Images of Eternity
New Research and Perspectives for the Study of Etruscan Funerary Painting
Images of Eternity is an international symposium that offered two days of discussion on Etruscan funerary painting, held on the occasion of the exhibition I Giochi Olimpici™. Una storia lunga tremila anni at Fondazione Luigi Rovati, where the Tomba delle Olimpiadi of Tarquinia is exceptionally on display.
The initiative stems from the research experience of the Coordinated Research Center “Progetto Tarquinia” at the University of Milan, directed by Giovanna Bagnasco Gianni, from which the research strand on painted tombs—curated by Matilde Marzullo—has developed.
The conference is organized by the University of Milan, Fondazione Luigi Rovati, and the Parco Archeologico di Cerveteri e Tarquinia, with the patronage of the Istituto di Studi Etruschi e Italici.
The themes of the conference
Etruscan funerary painting—of which the painted tombs of Tarquinia provide an extraordinary testimony—is one of the most fascinating and well-known artistic products of this ancient civilization, a vivid demonstration of how essential it was for this Italic people to express their memory and identity through images and symbolic representations.

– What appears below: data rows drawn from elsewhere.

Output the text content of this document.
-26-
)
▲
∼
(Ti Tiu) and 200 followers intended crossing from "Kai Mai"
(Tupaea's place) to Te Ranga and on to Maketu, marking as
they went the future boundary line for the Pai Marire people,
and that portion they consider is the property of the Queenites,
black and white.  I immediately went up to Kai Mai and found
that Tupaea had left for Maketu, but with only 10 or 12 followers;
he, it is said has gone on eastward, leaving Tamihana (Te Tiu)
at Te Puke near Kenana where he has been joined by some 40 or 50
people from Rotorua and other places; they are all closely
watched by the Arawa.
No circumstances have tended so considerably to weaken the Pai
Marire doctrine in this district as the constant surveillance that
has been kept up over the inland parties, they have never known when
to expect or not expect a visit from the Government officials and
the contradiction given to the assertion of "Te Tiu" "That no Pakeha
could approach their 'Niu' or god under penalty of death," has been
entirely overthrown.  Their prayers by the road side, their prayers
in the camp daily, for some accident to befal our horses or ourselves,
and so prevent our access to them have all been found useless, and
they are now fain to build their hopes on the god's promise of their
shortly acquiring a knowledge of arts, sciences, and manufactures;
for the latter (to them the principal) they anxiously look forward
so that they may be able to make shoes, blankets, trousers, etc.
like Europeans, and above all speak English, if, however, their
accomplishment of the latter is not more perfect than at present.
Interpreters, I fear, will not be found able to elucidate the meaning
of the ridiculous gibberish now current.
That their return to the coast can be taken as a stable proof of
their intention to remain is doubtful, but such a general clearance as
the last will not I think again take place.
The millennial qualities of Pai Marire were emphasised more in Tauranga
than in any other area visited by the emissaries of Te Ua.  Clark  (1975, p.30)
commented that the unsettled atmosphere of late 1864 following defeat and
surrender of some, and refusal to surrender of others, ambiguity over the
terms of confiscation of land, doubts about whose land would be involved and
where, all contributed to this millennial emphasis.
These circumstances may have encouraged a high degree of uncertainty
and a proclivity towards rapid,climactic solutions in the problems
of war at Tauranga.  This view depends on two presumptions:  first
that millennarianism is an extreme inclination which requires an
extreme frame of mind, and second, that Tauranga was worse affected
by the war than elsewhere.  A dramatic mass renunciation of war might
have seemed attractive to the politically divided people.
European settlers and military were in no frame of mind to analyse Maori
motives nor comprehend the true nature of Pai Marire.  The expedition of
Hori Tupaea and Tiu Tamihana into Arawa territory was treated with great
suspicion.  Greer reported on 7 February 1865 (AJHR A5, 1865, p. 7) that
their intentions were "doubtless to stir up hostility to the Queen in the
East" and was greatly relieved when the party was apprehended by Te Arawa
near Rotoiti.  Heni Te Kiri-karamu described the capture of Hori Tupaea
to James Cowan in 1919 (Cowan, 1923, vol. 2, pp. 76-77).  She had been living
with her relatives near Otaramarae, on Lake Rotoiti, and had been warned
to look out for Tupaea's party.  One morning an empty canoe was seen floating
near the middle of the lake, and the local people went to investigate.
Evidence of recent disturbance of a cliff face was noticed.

For the Etruscans, burials were not places devoted exclusively to the remembrance of the dead, but liminal and representative spaces where different aspects of culture intersected: everyday life, religion, ritual practices, and politics. For this reason, they became privileged spaces for self-representation—places to display social and political prestige, but also to express expectations or fears concerning the afterlife and the aspiration to eternity.
More than twenty years after the Necropolis of Monterozzi in Tarquinia was inscribed on the UNESCO World Heritage List, Images of Eternity aims to provide a comprehensive update on the most recent archaeological, art-historical, and conservation research devoted to funerary painting.
The symposium brings together scholars from Italian and European universities, museums, and heritage institutions for a scientific exchange of the highest level.